Toujours dans l'idée d'explorer quelques recoins perdus des montagnes du Pamir, nous nous trouvons face à une difficulté que le fat bike ne peut pas pallier ! Il faudra une heure pour faire deux passages à gué pour récupérer le sentier 200m plus haut. Une personne assiste le porteur inquiet en cas de chute dans le courant.
Revenir à la vie « dehors » au moins de temps à autres sert de piqûre de rappel pour apprécier de nouveau les éléments naturels. La rivière donne à boire et de quoi cuisiner alors que les sommets inspirent l'équipe pour de nouvelles idées d'aventure. Rien besoin de plus pour réaffirmer l'état d'esprit d'un groupe déjà bien motivé.
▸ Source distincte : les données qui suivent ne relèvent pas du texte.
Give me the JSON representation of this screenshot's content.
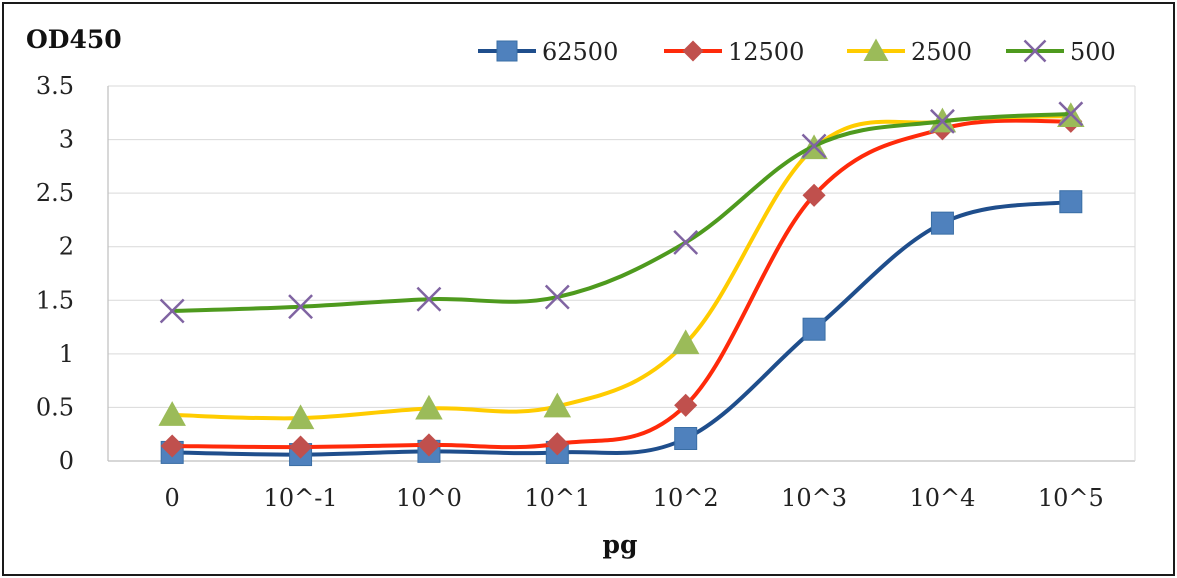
{
  "chart_data": {
    "type": "line",
    "title": "",
    "ylabel": "OD450",
    "xlabel": "pg",
    "categories": [
      "0",
      "10^-1",
      "10^0",
      "10^1",
      "10^2",
      "10^3",
      "10^4",
      "10^5"
    ],
    "ylim": [
      0,
      3.5
    ],
    "yticks": [
      0,
      0.5,
      1,
      1.5,
      2,
      2.5,
      3,
      3.5
    ],
    "ytick_labels": [
      "0",
      "0.5",
      "1",
      "1.5",
      "2",
      "2.5",
      "3",
      "3.5"
    ],
    "grid": true,
    "legend_position": "top-right",
    "series": [
      {
        "name": "62500",
        "marker": "square",
        "line_color": "#1f4e8c",
        "marker_color": "#4f81bd",
        "values": [
          0.08,
          0.06,
          0.09,
          0.08,
          0.21,
          1.23,
          2.22,
          2.42
        ]
      },
      {
        "name": "12500",
        "marker": "diamond",
        "line_color": "#ff2a0a",
        "marker_color": "#c0504d",
        "values": [
          0.14,
          0.13,
          0.15,
          0.16,
          0.52,
          2.48,
          3.1,
          3.17
        ]
      },
      {
        "name": "2500",
        "marker": "triangle",
        "line_color": "#ffcc00",
        "marker_color": "#9bbb59",
        "values": [
          0.43,
          0.4,
          0.49,
          0.51,
          1.1,
          2.92,
          3.17,
          3.22
        ]
      },
      {
        "name": "500",
        "marker": "cross",
        "line_color": "#4e9a1e",
        "marker_color": "#8064a2",
        "values": [
          1.4,
          1.44,
          1.51,
          1.53,
          2.04,
          2.94,
          3.17,
          3.24
        ]
      }
    ]
  }
}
La rivière Murgab, qui relie la ville éponyme au gigantesque lac Sarez, sculpte le fond de vallée au fil des ans et nourrie un tapis de verdure nécessaire au bétail des villageois. Pendant la saison estivale, les bouses de yacks sont récoltées, sèches au soleil, et seront un précieux combustibles avec le retour du froid.
Comme à l'accoutumée, nous conduisons nos escapades sans GPS. La technologie est utile mais efface quelque peu le plaisir de se concentrer sur les alentours pour reconnaître la topographie des lignes d'une bonne vieille carte papier. De plus, ce petit effort forme à une meilleure capacité d'orientation et augmente un peu plus la confiance de l'équipe.
La yourte, habitat de beaucoup de Kirghizes pendant l'été sur les hauteurs de l'est du Pamir, efface quelque peu la frontière entre le dedans et le dehors : en plus d'avoir un « toit » ouvert, les « murs » en treillis de bois et en feutre étendent l'ambiance sonore à l'extérieur. On peut ainsi « surveiller » de l'oreille le troupeau de yaks tout en se réunissant autour d'un thé.
Le soleil effleurant les cimes sonne l'heure de monter la tente près d'un point d'eau. Dans un coin sauvage, entre le village de Rangkul et la rivière Aksu, chacun s'affaire à sa tache dans une mécanique bien huilée après plus de trois années à voyager en équipe.
Chez les Kirghizes, la femme est souvent en retrait. Son rôle semble ne pas aller beaucoup plus loin que les besoins de la yourte dans bien des foyers et nous ne communiquons que très peu avec elles. En tant qu'hommes, c'est tout un monde qui est quasiment inaccessible.